Published on Sep 05, 2023
The objective: My goal for this project was to find out if the temperature of a magnet affected its magnetic pull. Also, I wanted to know in what ways and rates the magnetic pull would be affected by temperature change and how the rates would return to normal.
First, I heated or cooled each magnet to its appropriate temperature: -108*F, 32*F, 212*F, and 400*F, which were compared to my NORM temperature of 65*F. I tested each magnetic attraction by placing each magnet, with non-magnetic tongs, in a bowl of steel plated BB's.
I immediately removed the magnet and BB's from the magnet and placed them (the BB's) in a seperate bowl. I repeated the procedure after one, five, and thirty minutes. Afterwards I counted the BB's and then weighed them in grams.
The main materials I used were: ten ceramic bar magnets, three thousand (two packages) of steal plated BB's, a triple beam balance scale, two slabs of dry ice, five porcelain bowls, a stove and glass pot, and towels to handle dry ice
The colder the magnet became, the stronger its pull and the hotter it became the weaker its pull. When the cooled magnets were returning to room temperature, their magnetic pull would lower very rapidly for the first minute.
After five minutes, the pull would lower more gradually. The magnetic pull continued at a gradual rate until it stopped falling after thirty minutes.
The heated magnet's pull strength would rise in the same way as the cooled magnets pull strength fell when they were left out in room temperature (65*F).
There was no permanent damage done to the magnets; they all returned to (within a few grams)their original strengths when returned to their original temperatures.
I concluded that my hypothesis was correct, but there were some points that were off a bit. I hypothesized that there would be permanent damage done to the magnet heated to 400*F, but there wasn't.

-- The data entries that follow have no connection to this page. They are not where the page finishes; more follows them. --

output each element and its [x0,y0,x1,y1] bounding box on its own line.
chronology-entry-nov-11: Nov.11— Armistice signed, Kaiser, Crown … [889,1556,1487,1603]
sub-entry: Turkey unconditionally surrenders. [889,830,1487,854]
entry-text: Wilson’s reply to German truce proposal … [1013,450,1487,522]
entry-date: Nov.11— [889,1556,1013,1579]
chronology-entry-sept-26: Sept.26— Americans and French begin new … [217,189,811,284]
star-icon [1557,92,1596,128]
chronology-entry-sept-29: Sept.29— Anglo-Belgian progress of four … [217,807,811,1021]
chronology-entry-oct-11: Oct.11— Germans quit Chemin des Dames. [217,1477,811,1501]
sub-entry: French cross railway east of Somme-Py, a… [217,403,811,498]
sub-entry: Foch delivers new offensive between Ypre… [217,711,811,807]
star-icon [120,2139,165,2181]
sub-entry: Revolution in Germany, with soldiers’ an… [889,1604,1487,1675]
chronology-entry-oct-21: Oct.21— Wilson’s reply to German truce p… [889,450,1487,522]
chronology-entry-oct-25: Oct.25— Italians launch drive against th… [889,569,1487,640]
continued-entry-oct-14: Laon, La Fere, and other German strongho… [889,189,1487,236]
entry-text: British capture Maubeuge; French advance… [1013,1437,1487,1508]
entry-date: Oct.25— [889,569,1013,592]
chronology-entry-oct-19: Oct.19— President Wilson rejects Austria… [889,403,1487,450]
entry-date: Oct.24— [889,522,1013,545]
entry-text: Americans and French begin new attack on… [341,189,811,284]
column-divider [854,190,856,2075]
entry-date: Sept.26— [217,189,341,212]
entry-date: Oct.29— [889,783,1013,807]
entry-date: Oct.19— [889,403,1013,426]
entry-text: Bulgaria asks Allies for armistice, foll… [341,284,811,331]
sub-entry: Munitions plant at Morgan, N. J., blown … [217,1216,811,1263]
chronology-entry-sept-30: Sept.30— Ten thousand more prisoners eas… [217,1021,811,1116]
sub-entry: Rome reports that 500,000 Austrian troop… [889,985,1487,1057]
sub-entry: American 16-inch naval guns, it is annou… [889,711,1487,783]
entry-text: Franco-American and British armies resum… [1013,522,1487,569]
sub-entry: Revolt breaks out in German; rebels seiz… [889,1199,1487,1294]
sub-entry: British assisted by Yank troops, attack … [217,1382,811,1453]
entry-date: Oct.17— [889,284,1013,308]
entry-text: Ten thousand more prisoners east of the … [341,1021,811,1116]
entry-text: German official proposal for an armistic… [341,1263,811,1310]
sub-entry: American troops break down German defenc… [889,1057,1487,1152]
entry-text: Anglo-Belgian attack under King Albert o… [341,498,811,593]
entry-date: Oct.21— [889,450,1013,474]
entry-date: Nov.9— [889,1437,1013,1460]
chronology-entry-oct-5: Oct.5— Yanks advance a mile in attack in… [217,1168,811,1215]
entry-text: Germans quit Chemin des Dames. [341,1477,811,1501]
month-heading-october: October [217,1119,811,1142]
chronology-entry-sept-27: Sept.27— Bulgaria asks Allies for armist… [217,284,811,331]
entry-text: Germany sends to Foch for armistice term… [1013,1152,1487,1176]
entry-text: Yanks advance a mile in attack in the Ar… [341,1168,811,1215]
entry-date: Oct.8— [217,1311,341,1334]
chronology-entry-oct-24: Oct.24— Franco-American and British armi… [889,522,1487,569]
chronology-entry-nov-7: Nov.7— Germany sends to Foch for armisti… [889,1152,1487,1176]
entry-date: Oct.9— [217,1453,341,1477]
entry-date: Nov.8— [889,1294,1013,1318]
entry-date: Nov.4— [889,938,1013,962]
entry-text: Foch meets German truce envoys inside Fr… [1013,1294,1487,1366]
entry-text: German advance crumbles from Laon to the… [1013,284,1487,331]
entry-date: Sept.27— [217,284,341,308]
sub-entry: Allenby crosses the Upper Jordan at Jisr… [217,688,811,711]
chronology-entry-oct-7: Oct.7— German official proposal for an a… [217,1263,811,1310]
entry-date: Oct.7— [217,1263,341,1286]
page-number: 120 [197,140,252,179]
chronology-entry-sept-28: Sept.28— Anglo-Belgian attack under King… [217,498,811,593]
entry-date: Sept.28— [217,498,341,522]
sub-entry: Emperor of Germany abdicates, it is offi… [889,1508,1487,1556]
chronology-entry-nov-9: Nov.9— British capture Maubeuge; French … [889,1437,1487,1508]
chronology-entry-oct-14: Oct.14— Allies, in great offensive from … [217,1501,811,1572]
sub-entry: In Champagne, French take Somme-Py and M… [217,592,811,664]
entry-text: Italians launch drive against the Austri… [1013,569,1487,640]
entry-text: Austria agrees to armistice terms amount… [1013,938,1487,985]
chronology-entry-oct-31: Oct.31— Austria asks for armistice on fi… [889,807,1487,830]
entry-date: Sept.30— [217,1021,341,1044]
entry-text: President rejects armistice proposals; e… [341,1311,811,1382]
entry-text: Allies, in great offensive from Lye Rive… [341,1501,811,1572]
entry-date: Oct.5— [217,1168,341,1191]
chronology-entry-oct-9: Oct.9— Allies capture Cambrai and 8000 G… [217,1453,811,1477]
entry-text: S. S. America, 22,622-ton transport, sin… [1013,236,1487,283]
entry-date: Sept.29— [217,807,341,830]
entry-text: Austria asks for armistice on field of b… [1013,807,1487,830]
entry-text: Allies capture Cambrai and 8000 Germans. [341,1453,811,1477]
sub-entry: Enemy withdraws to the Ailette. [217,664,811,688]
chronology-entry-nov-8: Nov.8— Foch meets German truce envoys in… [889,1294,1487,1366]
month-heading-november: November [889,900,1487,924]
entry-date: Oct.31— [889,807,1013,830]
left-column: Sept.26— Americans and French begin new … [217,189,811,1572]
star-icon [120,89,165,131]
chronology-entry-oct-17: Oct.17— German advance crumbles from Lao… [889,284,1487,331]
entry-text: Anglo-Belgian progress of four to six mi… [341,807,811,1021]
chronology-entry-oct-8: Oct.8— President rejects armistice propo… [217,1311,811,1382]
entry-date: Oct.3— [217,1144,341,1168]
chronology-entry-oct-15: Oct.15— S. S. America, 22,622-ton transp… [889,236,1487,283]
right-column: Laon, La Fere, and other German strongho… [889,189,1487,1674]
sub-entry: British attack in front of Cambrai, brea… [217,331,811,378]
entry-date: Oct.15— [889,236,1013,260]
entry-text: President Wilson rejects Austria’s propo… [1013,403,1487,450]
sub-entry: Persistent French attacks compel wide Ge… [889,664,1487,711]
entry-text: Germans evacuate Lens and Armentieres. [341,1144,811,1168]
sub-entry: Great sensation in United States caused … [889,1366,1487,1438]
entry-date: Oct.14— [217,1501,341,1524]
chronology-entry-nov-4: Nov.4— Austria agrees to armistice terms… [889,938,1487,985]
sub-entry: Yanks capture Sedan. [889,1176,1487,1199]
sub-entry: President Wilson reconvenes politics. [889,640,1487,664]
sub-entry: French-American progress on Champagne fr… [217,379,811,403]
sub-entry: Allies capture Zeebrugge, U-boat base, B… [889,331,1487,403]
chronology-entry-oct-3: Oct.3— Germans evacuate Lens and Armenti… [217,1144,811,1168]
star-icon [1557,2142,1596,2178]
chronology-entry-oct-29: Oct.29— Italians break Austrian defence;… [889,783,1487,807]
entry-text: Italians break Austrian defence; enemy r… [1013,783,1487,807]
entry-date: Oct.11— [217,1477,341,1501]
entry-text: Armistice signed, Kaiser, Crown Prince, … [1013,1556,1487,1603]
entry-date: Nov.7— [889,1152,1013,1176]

Another experiment that I could do with my data is this: To determine what temperature the magnet is at by counting how many grams of BB's it picks up.
I could use my data and find out that a magnet that picked up 271 grams is -108*F and that a manget that picked up 177 grams is 212*F. With that information i could make a formula to find that a magnet that picked up 236 BB's, would be about 40-50*F.
This project is about how magnetic attraction is altered by temperature.